It is kibibytes (1024), those are raw interfaces to the getrusage()/ setrlimit() APIs. Those documentations are inaccurate (or old-school as you say).
Also note that the resource limits/accountings and their units vary between systems, you'll find that it's not uncommon for shells to get it wrong on some systems (don't behave as documented). You'll find some additional scaling done by some shells to accommodate that or to be compatible with the original implementation in BSD csh, but in any case, the KMGTPE suffixes where supported are always 1024 based, not 1000 based.
It reminds me I have a proposed patch for zsh covering that and more that I need to finalise.
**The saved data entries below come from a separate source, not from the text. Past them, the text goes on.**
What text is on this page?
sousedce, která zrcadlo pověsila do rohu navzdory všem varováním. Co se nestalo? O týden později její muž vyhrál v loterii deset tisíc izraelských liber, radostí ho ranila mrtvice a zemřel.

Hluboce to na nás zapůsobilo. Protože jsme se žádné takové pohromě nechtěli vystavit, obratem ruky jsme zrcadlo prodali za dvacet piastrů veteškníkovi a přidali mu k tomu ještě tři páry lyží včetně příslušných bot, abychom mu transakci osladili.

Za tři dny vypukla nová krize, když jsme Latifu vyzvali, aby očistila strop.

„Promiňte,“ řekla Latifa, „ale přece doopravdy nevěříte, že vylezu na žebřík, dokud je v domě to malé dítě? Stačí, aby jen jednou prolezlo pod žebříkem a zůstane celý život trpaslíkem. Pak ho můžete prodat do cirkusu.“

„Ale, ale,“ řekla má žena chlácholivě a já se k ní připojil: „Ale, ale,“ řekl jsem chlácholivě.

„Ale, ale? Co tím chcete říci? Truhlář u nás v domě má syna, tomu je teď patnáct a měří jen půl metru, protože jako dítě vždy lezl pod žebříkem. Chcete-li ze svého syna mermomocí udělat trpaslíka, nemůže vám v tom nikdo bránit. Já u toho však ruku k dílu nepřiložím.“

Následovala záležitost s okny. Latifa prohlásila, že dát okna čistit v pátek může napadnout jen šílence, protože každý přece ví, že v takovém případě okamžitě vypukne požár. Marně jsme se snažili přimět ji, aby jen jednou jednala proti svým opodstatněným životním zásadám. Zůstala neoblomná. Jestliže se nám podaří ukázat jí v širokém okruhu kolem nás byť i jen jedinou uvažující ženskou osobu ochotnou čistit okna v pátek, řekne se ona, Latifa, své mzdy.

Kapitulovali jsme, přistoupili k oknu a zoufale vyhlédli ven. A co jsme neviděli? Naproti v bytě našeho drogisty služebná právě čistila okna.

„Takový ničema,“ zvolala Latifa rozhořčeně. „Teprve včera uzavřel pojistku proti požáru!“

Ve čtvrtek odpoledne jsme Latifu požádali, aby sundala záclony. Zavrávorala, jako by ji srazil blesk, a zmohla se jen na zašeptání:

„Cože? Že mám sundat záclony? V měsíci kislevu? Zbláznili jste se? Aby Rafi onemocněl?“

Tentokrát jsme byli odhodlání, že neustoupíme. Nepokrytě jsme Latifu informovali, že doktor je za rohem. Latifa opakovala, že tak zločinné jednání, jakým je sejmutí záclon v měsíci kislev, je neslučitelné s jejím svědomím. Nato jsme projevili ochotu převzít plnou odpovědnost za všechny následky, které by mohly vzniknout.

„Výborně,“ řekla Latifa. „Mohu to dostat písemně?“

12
You'll see the code in there clearly states the unit for each resource.
typedef struct resinfo_T {
int res; /* RLIMIT_XXX */
char* name; /* used by limit builtin */
enum zlimtype type;
int unit; /* 1, 512, or 1024 */
char opt; /* option character */
char* descr; /* used by ulimit builtin */
} resinfo_T;
[...]
{RLIMIT_RSS, "resident", ZLIMTYPE_MEMORY, 1024,
'm', "resident set size (kbytes)"},
For the RSS limit.
Also beware the unit for %M with zsh's time keyword is wrong on all systems but Darwin/macos.
The standalone GNU time utility (many shells have their own time as a keyword), knows about the different units between Darwin/macOS and other systems.